Brannon v. Rinzler, 77 Ohio App.3d 749, 756 (2d Dist. 1991).
The averments the trial court disregarded were as follows:
5. Defendant has installed and continues to install, reconstruct, extend, upgrade and modify power lines, power line poles, equipment and transformers on the Property, some of which are directly adjacent to the buildings on the Property.
6. Defendant has no easement or right to run lines or equipment across Plaintiff’s property that do not service Plaintiff’s property.
7. Initially, in the 1960s there was a single pole with equipment and lines that served only Plaintiff’s building.
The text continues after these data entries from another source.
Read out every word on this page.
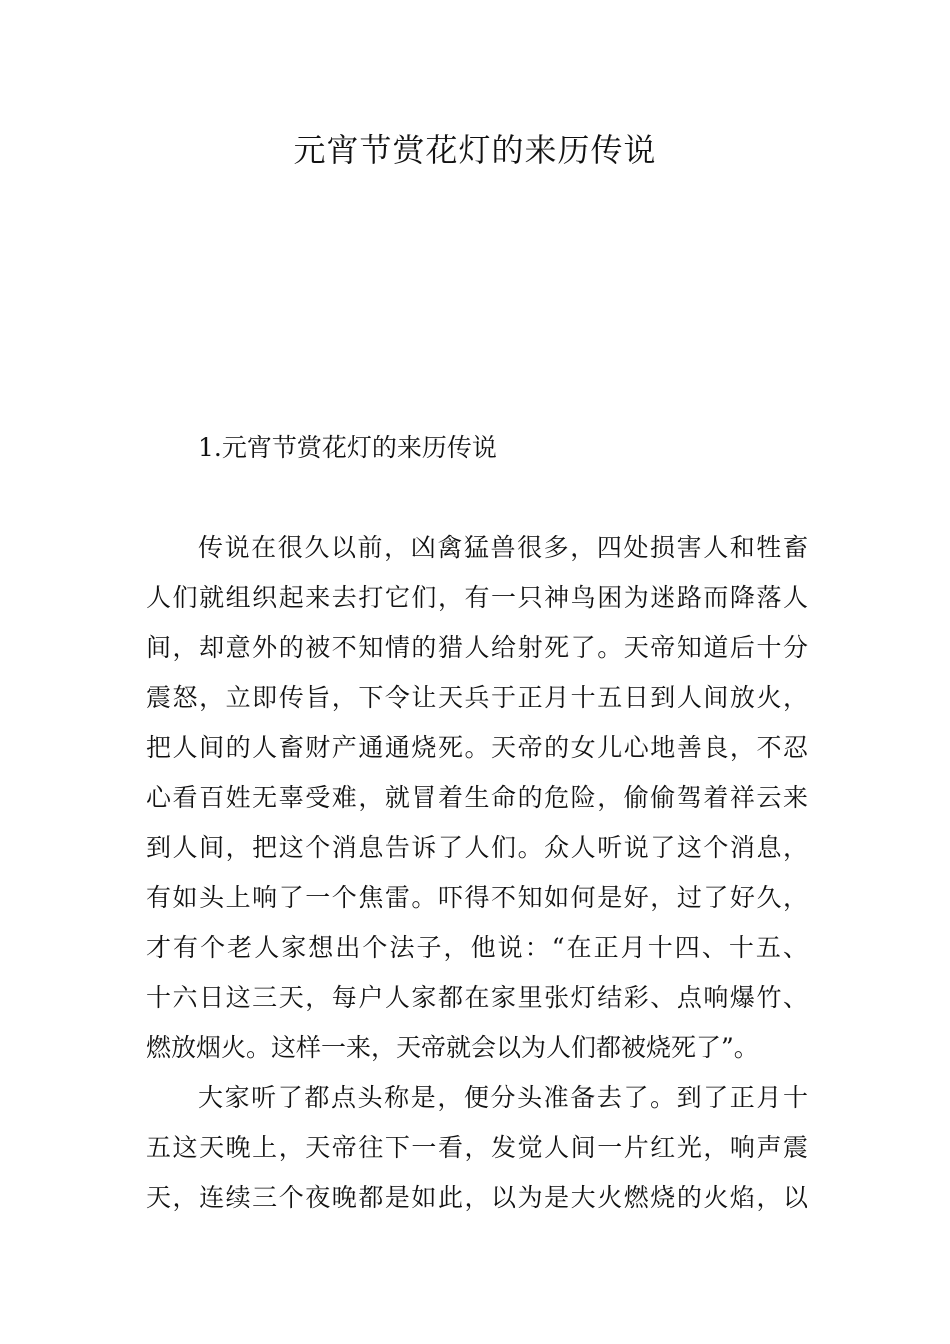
元宵节赏花灯的来历传说
1.元宵节赏花灯的来历传说

传说在很久以前，凶禽猛兽很多，四处损害人和牲畜

人们就组织起来去打它们，有一只神鸟困为迷路而降落人

间，却意外的被不知情的猎人给射死了。天帝知道后十分

震怒，立即传旨，下令让天兵于正月十五日到人间放火，

把人间的人畜财产通通烧死。天帝的女儿心地善良，不忍

心看百姓无辜受难，就冒着生命的危险，偷偷驾着祥云来

到人间，把这个消息告诉了人们。众人听说了这个消息，

有如头上响了一个焦雷。吓得不知如何是好，过了好久，

才有个老人家想出个法子，他说：“在正月十四、十五、

十六日这三天，每户人家都在家里张灯结彩、点响爆竹、

燃放烟火。这样一来，天帝就会以为人们都被烧死了”。

大家听了都点头称是，便分头准备去了。到了正月十

五这天晚上，天帝往下一看，发觉人间一片红光，响声震

天，连续三个夜晚都是如此，以为是大火燃烧的火焰，以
8. At some point thereafter, with no easement, right or ability to do so, Defendant added poles, lines and equipment across Plaintiff’s property running power from Defendant’s substation behind the building across Plaintiff’s property out to Richmond Road. Defendant reconstructed and extended the poles, lines and equipment on our property for a use never intended — to run Defendant’s lines, equipment and poles across our property as a distribution hub. Defendant has no easement or right use Plaintiff’s property in this manner.
9. The lines, poles, equipment, and transformers have been reconstructed, extended, modified and upgraded through the years including without limitation in 1971, 1983 and 2011.
The trial court properly disregarded the above-quoted paragraphs of
Jack Naiman’s affidavit because he either did not establish a foundation of personal
knowledge or made conclusory legal statements, and in some instances,
contradicted his own deposition testimony.
The fifth assignment of error is overruled.
Judgment affirmed.
It is ordered that appellee recover from appellants costs herein taxed.
The court finds there were reasonable grounds for this appeal.
It is ordered that a special mandate be sent to said court to carry this judgment
into execution.
A certified copy of this entry shall constitute the mandate pursuant to Rule
27 of the Rules of Appellate Procedure.
MICHAEL JOHN RYAN, JUDGE
MICHELLE J. SHEEHAN, P.J., and WILLIAM A. KLATT, J.,* CONCUR
(*Sitting by assignment: William A. Klatt, J., retired, of the Tenth District Court of Appeals.)